Fitness

8 Prenatal Yoga Tips That Will Help You During Your Pregnancy

If you’re a yoga fan, switching your pre-pregnancy practice over to prenatal yoga can be tricky. While you’re looking for a routine that’s the right amount of challenge for you, you also want to make sure it’s safe for your changing body.

You might be tempted to stick with your regular yoga routine for as long as possible, but with a growing belly, certain moves (pretty much anything that involves lying on your stomach) quickly go out the window, leaving you in child’s pose while the rest of the class flows.

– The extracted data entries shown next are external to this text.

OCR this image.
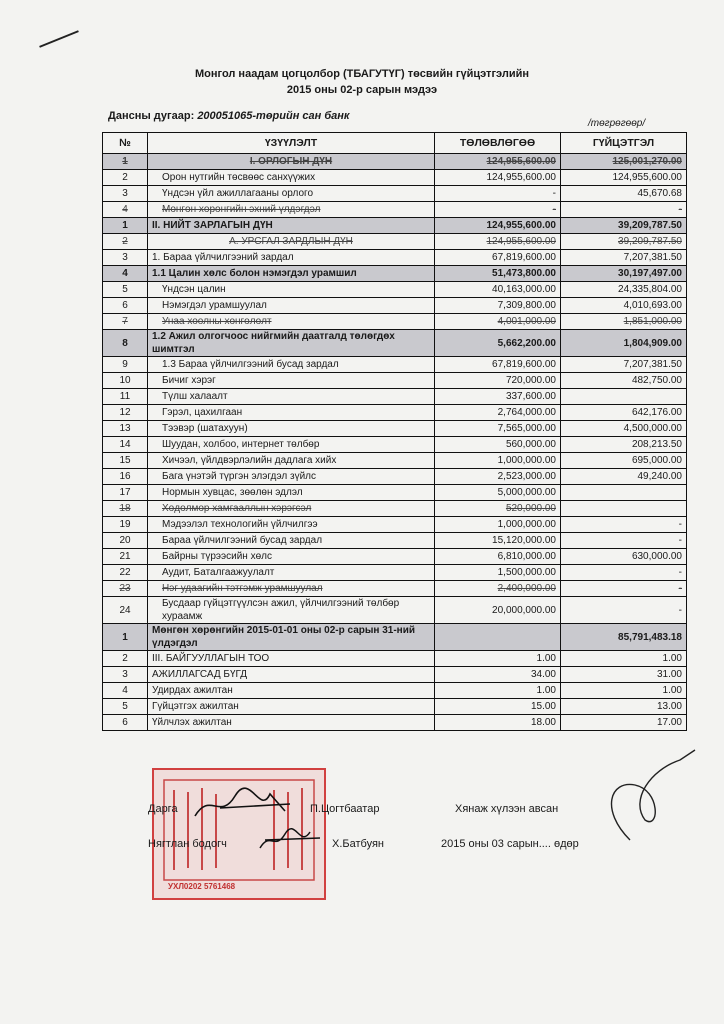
Монгол наадам цогцолбор (ТБАГУТҮГ) төсвийн гүйцэтгэлийн
2015 оны 02-р сарын мэдээ
Дансны дугаар: 200051065-төрийн сан банк
/төгрөгөөр/
№	ҮЗҮҮЛЭЛТ	ТӨЛӨВЛӨГӨӨ	ГҮЙЦЭТГЭЛ
1	I. ОРЛОГЫН ДҮН	124,955,600.00	125,001,270.00
2	Орон нутгийн төсвөөс санхүүжих	124,955,600.00	124,955,600.00
3	Үндсэн үйл ажиллагааны орлого	-	45,670.68
4	Мөнгөн хөрөнгийн эхний үлдэгдэл	-	-
1	II. НИЙТ ЗАРЛАГЫН ДҮН	124,955,600.00	39,209,787.50
2	А. УРСГАЛ ЗАРДЛЫН ДҮН	124,955,600.00	39,209,787.50
3	1. Бараа үйлчилгээний зардал	67,819,600.00	7,207,381.50
4	1.1 Цалин хөлс болон нэмэгдэл урамшил	51,473,800.00	30,197,497.00
5	Үндсэн цалин	40,163,000.00	24,335,804.00
6	Нэмэгдэл урамшуулал	7,309,800.00	4,010,693.00
7	Унаа хоолны хөнгөлөлт	4,001,000.00	1,851,000.00
8	1.2 Ажил олгогчоос нийгмийн даатгалд төлөгдөх шимтгэл	5,662,200.00	1,804,909.00
9	1.3 Бараа үйлчилгээний бусад зардал	67,819,600.00	7,207,381.50
10	Бичиг хэрэг	720,000.00	482,750.00
11	Түлш халаалт	337,600.00	
12	Гэрэл, цахилгаан	2,764,000.00	642,176.00
13	Тээвэр (шатахуун)	7,565,000.00	4,500,000.00
14	Шуудан, холбоо, интернет төлбөр	560,000.00	208,213.50
15	Хичээл, үйлдвэрлэлийн дадлага хийх	1,000,000.00	695,000.00
16	Бага үнэтэй түргэн элэгдэл зүйлс	2,523,000.00	49,240.00
17	Нормын хувцас, зөөлөн эдлэл	5,000,000.00	
18	Хөдөлмөр хамгааллын хэрэгсэл	520,000.00	
19	Мэдээлэл технологийн үйлчилгээ	1,000,000.00	-
20	Бараа үйлчилгээний бусад зардал	15,120,000.00	-
21	Байрны түрээсийн хөлс	6,810,000.00	630,000.00
22	Аудит, Баталгаажуулалт	1,500,000.00	-
23	Нэг удаагийн тэтгэмж урамшуулал	2,400,000.00	-
24	Бусдаар гүйцэтгүүлсэн ажил, үйлчилгээний төлбөр хураамж	20,000,000.00	-
1	Мөнгөн хөрөнгийн 2015-01-01 оны 02-р сарын 31-ний үлдэгдэл		85,791,483.18
2	III. БАЙГУУЛЛАГЫН ТОО	1.00	1.00
3	АЖИЛЛАГСАД БҮГД	34.00	31.00
4	Удирдах ажилтан	1.00	1.00
5	Гүйцэтгэх ажилтан	15.00	13.00
6	Үйлчлэх ажилтан	18.00	17.00
УХЛ0202 5761468
Дарга	П.Цогтбаатар	Хянаж хүлээн авсан
Нягтлан бодогч	Х.Батбуян	2015 оны 03 сарын.... өдөр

If you want to keep practicing yoga throughout your pregnancy, there are tons of prenatal-specific yoga classes to choose from. Sometimes, though, it takes a little trial and error to find the option that best suits you.

For many of us who live in the U.S., regular indoor yoga classes are not an option as the coronavirus pandemic continues. But you still have options, whether it’s an online class—Peloton has both pre- and postnatal classes, apps such as Obé have prenatal workouts, and YouTube is filled with free classes—or a socially-distanced outdoors one. Your favorite in-person class may be happening virtually now too.

Whichever way you choose to exercise, fitting in some movement during pregnancy can be a positive. In fact, once your health care professional gives you clearance to do so, exercise is a safe, healthy, encouraged part of pregnancy, according to the American College of Obstetricians and Gynecologists (ACOG).

“I think everyone should have a physical activity practice during pregnancy,” Chloe Zera, M.D., an ob-gyn at Beth Israel Deaconess Medical Center in Boston who also has a 200-hour yoga teaching certification, tells SELF. “It is good for your body, mind, and soul.”

We talked to ob-gyns and prenatal yoga instructors about what you need to know about practicing yoga during pregnancy—how to do so safely and how to make the most of your movement. Just remember to talk to your doctor before getting started so they can help you determine an individualized approach to what level of physical activity is right for you.

1. Use a talk test to gauge intensity.

The exercise guidelines for pregnancy from ACOG used to include a recommendation to keep your heart rate under 140 beats per minute. That was because, back then, there was a limited amount of research on exercise and pregnancy—and fear of risks to the parent and fetus. But in 1994, the group removed that suggestion. “There is a fair amount of variability in regards to what a normal heart rate is in pregnancy,” says Dr. Zera. For example, normal could be anything up to 100 beats per minute at rest. So it may not take much extra to hit 140, she says.

“Instead of checking heart rate, I tell patients to monitor their breathing,” Lisa Luther, M.D., an ob-gyn at Massachusetts General Hospital in Boston, tells SELF. During exercise, your breathing can be labored, but you should be able to have a conversation.

But while most experts suggest the talk test to monitor intensity, it’s worth noting that one review of research published in BMC Pregnancy and Childbirth concluded that even vigorous-intensity exercise in the third trimester appeared to be safe for most healthy pregnancies. (Of course, it depends on your baseline experience with higher-intensity exercise before your pregnancy too.)

Again, it’s always worth touching base with your doctor before working out. Then, let your body lead you in terms of what feels good and comfortable.

2. There are some moves you should skip at certain times in your pregnancy.

In general, you can continue most of the yoga poses you were practicing pre-pregnancy with some modifications, says Keya Nkonoki, a pregnancy yoga teacher and owner of MOMS AT OM Pregnancy Yoga Studio in Los Angeles.